Increased competition

This year the city council race has become a forum on how council members should represent their community — even those who might be undocumented. Seventeen people filed to run for city council in Fremont this year. In the last council race, only eight people ran.

Some in the community are upset at the council members who voted to put repeal of the ordinance on a special ballot this year. That includes retiring ward 1 incumbent Steve Navarette.  Sookram isn’t running because of the ordinance, but he does think that it did influence this year’s election.

“I have a hunch that a lot of folks were really upset. They were real upset that this had to be brought back up again,” Sookram said.

Smith filed to run just three days after the City Council approved holding that second vote.

“My main reason is because of the voice of the people isn’t being heard. I feel that our current city council is trying to pick and choose the laws they want to obey,” Smith said.

Every candidate in ward 1 has had to talk about how they voted in the last election. Their positions on the ordinance reflect the split in the community.

Michael Wilson, a student at Midland University and one of the candidates not at the Tea Party meeting, stands at the opposite end of the spectrum from Smith.

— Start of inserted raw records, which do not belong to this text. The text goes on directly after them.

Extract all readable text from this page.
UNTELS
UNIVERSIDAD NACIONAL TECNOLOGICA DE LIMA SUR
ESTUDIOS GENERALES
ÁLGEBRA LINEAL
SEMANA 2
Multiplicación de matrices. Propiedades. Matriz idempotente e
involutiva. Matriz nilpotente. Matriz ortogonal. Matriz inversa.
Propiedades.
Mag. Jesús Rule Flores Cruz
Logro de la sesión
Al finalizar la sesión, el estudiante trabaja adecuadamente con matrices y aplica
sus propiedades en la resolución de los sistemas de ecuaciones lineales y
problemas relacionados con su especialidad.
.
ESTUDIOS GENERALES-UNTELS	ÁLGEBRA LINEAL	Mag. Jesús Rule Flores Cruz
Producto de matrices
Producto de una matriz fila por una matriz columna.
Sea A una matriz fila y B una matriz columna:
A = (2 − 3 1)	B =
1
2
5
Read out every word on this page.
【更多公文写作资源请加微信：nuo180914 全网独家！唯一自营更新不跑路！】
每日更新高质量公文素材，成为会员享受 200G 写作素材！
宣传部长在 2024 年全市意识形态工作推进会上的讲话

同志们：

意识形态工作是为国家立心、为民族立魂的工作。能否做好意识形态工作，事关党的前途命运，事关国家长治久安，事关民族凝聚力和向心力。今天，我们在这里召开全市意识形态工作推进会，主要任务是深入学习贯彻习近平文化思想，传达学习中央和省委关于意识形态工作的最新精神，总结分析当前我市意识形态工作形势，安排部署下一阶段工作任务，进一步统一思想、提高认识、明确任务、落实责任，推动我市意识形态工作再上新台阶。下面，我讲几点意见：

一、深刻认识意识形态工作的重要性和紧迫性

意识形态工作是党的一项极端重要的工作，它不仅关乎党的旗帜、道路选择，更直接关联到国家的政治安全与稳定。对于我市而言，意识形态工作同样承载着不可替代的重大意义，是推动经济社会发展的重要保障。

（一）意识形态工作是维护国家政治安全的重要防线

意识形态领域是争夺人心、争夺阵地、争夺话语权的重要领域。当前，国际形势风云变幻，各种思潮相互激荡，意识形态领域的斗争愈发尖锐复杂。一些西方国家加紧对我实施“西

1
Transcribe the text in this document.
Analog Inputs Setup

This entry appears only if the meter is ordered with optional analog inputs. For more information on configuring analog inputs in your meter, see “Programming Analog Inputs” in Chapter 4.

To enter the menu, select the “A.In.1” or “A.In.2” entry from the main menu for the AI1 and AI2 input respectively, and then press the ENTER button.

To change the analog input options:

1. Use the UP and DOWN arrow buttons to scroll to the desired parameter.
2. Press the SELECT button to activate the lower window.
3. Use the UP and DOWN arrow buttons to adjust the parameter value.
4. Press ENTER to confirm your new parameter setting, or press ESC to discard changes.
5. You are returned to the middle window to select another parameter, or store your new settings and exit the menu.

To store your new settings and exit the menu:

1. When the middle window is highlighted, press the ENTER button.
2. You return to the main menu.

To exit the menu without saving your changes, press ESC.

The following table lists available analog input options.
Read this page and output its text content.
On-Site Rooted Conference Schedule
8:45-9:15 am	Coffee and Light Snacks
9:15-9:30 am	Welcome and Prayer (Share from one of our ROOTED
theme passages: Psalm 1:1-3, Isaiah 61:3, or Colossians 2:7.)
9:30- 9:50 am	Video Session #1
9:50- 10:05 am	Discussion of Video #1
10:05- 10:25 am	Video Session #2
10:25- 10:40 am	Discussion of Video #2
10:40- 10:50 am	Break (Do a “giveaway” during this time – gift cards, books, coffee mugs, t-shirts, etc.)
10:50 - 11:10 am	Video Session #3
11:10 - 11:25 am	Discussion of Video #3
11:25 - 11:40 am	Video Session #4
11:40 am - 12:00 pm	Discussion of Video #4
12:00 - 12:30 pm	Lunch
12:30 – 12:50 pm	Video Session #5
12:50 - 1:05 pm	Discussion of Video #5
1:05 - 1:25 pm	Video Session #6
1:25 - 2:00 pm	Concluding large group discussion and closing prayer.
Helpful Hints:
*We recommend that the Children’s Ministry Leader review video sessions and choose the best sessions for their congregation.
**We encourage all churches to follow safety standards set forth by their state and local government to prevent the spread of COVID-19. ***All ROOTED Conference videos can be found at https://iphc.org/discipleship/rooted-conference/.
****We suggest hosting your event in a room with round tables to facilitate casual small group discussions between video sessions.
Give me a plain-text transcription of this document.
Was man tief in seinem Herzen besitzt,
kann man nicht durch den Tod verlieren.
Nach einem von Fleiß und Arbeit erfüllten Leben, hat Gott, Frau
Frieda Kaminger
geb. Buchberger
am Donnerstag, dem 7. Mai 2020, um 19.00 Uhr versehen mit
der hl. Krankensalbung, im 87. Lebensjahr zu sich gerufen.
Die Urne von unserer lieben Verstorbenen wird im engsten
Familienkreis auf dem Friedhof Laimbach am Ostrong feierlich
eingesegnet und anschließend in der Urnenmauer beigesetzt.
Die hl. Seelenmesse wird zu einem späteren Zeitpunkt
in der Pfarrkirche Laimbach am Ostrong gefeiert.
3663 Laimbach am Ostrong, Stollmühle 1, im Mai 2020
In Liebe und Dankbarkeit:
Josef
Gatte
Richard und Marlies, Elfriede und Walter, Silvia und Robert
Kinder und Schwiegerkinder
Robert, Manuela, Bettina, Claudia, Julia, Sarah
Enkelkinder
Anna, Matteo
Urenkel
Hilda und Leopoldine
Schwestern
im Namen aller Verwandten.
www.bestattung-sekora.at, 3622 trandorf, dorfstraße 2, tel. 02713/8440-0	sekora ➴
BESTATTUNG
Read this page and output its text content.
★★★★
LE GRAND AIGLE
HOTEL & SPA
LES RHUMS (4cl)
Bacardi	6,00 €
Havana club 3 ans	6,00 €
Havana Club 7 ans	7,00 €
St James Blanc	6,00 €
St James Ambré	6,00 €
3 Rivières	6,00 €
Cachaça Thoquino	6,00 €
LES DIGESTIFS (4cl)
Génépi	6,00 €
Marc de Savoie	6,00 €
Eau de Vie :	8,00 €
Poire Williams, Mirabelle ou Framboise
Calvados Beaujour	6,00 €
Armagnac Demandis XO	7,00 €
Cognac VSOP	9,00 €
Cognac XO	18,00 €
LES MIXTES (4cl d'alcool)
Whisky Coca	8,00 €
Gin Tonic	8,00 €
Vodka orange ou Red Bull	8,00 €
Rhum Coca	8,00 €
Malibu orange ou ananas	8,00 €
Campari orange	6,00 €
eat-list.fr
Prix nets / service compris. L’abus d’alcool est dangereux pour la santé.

“It’s bad public policy at its finest. And it’s not enforceable and not measurable. So I got involved to hopefully make better decisions in the future and also work to repeal that ordinance,” Wilson said.

History of Ordinance 5165

2008: Council member Bob Warner proposed to draft an ordinance dealing with illegal immigration in Fremont. After three readings, the city council tied in a vote on whether to pass Ordinance 5165. Mayor Edwards broke the tie to veto the ordinance.

2009: Fremont residents collected signatures and petitioned the city council to let residents vote on Ordinance 5165 in a special election.

2010: The city held a special election on the ordinance in June, and Fremont 57.32%  of voters approved the ordinance. In July, the ACLU and MALDEF each sued the city of Fremont challenging the fairness of the ordinance. The housing portion of the ordinance is halted while the suits were in being decided. In September, the city approved a budget to raise $750,000 for their legal defense fund by increasing city property taxes 5.8 cents/$100 in property value.

2012: In March, the employment provision of the ordinance went into effect.

2013: The Eighth Circuit Court of Appeals issued a decision to uphold Ordinance 5165 in the ACLU lawsuit against the city of Fremont.

2014: The city council proposed and held a second referendum on the ordinance asking voters to vote either yes to repeal or no to keep the ordinance: 59.5% voted no, 40.43% voted yes (with a voter turnout of 43.42%). On April 10, the housing provision of the ordinance went into effect.

Somewhere in between Smith and Wilson is Mark Legband, a retired schoolteacher and the fifth candidate in the Ward 1 race. He won’t say how he voted on repealing the ordinance, but he says he stands behind the results of the last vote. 

“It doesn’t matter how I feel or how I felt. To me, it’s a done deal. Let’s move forward and work together to solve the problems and just work together,” Legband said.

Beyond the election

What all the candidates agree on is that the ordinance has divided Fremont. Healing Fremont will likely take time and a lot more than the results of this election. At the Tea Party meeting, the audience makes it clear that they still don't trust their council members.

“The people did have to speak twice and I don’t even know that they’ve been heard twice,” said one audience member responding to Grohs at the Tea Party meeting.

At a different meeting at St Patrick’s Church where ACLU Nebraska gave information about what the ordinance can and can’t do, Mayra Hernandez Garcia has lived in Fremont for two years.

She has a different reason to be suspicious of the city. She’s not sure how the ordinance will affect her friends in town. “I live with people that fear this whole ordinance thing. Well, for their sake, I would move with them. Because they’re not entirely sure who they can talk to. Who they can trust,” Garcia said.

For now, the ordinance is in place and everyone is waiting to see how it will play out, both in the election and in the community.